Berlin – Kaum hat der Bundesrat den Weg für das milliardenschwere Sparprogramm der Bundesregierung in der gesetzlichen Krankenversicherung (GKV) freigemacht, schlagen Ökonomen Alarm: Wer heute bei der Krankenkasse spart, könnte den Sozialstaat morgen umso teurer zu stehen kommen! Forscher des Münchner Ifo-Instituts und der Stanford University warnen davor, Gesundheitspolitik nur auf die Finanzen der Krankenkassen zu reduzieren. Denn: „Gesundheit endet nicht an der Grenze der GKV.“
Die Warnung kommt zu einem heiklen Zeitpunkt. Denn der Finanzdruck ist enorm: Nach Berechnungen der Finanzkommission Gesundheit klafft schon 2027 eine Finanzierungslücke von 15,3 Milliarden Euro. Bis 2030 könnte sie sogar auf 40,4 Milliarden Euro anwachsen. Ohne Reformen würde der durchschnittliche Zusatzbeitrag rechnerisch von derzeit 2,9 Prozent auf 4,7 Prozent steigen.
Das Problem
Die Bundesregierung will deshalb mit ihrem Sparpaket Milliarden einsparen. Doch genau hier sehen die Wissenschaftler ein großes Risiko. „Eine Reform, die Ausgaben nur von einer Kasse in die andere verlagert, ist keine echte Einsparung für den Sozialstaat“, warnen Ifo-Forscher Roman Klimke und seine Koautorin Maria Polyakova von der Stanford University.

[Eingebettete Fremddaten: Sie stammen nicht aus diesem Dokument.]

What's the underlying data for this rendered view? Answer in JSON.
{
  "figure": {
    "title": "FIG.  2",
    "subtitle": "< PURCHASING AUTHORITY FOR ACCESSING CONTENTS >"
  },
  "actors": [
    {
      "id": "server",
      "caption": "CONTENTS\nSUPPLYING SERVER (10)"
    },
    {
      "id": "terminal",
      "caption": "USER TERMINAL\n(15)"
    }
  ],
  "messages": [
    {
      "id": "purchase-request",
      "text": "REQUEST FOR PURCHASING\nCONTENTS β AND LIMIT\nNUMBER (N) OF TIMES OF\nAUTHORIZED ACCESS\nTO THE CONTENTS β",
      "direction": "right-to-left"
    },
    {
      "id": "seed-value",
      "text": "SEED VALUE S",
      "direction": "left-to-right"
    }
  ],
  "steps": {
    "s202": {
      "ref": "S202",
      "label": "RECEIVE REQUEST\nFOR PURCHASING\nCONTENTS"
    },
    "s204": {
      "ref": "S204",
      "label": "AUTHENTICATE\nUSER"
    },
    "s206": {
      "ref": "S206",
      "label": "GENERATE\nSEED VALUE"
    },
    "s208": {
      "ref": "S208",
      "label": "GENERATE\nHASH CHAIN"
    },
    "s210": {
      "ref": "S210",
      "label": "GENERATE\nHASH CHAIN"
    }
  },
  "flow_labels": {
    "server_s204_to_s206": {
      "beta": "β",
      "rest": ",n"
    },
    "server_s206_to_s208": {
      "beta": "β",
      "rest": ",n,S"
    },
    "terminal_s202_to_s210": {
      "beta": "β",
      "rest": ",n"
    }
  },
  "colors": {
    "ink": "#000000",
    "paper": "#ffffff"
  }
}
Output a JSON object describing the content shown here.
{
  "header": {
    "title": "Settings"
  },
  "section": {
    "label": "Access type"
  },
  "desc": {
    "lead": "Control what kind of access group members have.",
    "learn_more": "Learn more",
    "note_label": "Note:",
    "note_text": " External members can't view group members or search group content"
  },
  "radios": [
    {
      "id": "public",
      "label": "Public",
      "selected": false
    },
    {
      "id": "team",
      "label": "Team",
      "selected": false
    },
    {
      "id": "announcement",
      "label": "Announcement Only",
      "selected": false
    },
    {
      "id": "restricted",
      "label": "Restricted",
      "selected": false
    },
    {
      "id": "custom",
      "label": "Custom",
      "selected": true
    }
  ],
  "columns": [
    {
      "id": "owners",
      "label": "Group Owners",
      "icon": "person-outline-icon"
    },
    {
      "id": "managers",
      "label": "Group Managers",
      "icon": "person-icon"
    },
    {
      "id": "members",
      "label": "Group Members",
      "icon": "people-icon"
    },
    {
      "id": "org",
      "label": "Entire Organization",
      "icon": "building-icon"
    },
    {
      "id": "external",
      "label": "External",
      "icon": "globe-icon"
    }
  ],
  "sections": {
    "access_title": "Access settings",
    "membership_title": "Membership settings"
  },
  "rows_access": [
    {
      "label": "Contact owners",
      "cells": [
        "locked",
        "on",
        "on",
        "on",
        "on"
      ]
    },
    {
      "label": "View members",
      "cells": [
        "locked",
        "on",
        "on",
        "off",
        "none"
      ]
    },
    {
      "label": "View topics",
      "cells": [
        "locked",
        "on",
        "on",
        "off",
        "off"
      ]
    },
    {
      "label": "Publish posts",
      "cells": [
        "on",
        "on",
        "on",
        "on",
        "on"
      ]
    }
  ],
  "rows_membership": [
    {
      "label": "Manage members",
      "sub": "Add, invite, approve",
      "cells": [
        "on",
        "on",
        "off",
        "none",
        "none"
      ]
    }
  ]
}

Denn höhere Gesundheitskosten oder Leistungskürzungen hätten Folgen weit über die Krankenkassen hinaus. Wer wegen schlechterer Versorgung früher krank wird oder länger arbeitsunfähig bleibt, belaste später womöglich die Renten-, Pflege- oder Arbeitslosenversicherung.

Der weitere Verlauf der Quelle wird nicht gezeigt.